Lo lamento por mi suegro - que el paraíso le tenga reservádo un buen lugar! - que duránte más de cuarenta años ha llevádo esa cruz a cuestas sin chistar, condenado para siempre a las dolorosas llámas de su sufrimiento terrenal.

Pero, para qué dárle más vueltas a éste asunto. La generación de mis suegra va en extinción y la de mi suegro también. Lo siento por él! Pero si hay algo que lamentar en forma colectiva, es que ni yo ni mis coexistentes, estámos ni siquiera a un kilómetro de distancia de la puerta de entrada de la mundialmente conocida sociedad de bienestar sueca, porque esta se cerró para siempre.

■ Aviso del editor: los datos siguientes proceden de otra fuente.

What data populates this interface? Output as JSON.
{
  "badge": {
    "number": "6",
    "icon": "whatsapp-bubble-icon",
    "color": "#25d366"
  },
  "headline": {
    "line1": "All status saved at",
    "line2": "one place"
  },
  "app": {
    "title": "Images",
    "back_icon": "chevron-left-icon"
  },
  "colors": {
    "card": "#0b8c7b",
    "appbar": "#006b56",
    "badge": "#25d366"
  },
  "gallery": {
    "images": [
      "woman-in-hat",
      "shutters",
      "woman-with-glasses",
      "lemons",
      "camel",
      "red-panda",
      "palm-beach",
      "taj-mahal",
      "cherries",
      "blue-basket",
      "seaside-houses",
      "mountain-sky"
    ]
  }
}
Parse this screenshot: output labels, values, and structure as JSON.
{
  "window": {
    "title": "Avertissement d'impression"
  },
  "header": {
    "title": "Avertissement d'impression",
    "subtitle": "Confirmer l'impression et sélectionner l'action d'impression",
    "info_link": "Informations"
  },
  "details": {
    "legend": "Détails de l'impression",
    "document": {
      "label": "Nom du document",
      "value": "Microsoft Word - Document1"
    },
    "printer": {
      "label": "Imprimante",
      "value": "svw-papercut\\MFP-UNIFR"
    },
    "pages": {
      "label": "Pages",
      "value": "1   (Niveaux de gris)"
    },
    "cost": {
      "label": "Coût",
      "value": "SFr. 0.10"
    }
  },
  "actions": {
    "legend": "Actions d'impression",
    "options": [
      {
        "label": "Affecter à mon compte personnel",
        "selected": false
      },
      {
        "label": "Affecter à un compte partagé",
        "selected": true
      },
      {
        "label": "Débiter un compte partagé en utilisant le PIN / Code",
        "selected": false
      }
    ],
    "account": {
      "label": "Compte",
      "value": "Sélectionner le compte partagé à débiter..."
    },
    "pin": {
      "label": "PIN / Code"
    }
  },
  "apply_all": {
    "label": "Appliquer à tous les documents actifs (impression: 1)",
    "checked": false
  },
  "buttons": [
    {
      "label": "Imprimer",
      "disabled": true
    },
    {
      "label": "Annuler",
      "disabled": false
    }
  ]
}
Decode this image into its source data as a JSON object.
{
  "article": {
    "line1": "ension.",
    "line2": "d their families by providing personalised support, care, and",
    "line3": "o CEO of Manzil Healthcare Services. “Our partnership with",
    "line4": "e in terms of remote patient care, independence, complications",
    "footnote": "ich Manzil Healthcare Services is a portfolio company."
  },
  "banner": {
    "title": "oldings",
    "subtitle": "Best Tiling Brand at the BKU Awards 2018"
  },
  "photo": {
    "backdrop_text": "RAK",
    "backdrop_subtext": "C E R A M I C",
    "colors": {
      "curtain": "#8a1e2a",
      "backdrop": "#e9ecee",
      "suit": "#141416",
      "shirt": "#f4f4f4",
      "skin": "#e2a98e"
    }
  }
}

Qué tenemos mucho de lo cuál enorgullecernos? Sin duda! Aún es gratis la atención médica y dental para los niños hasta los dieciocho años, y también para los ancianos. Los estudiantes de la enseñanza básica y media reciben almuerzo gratis, no usan uniformes, fuman donde quieren y tienen calefacción central en sus salas de clases. Contamos con contribución estatal para el pago de alquileres, el derecho a voto aun no se ha privatizado, y el estanco estatal de bebidas alcohólicas está abierto de Lunes a Sábado, lo cual prolonga el estado de euforia artificial que provoca la ingerencia de infusiónes espiritosas en todos y cada uno de los reales súbditos del reino de juguete sueco. La asignación familiar por cada hijo es una de las más altas del mundo, (un poco más de cien dólares por més) y sin uno u otro de estos beneficios económicos, estaríamos sin duda alguna, igual que la gran mayoría del resto del mundo, es decir, sumidos en la ruina económica y social más absoluta.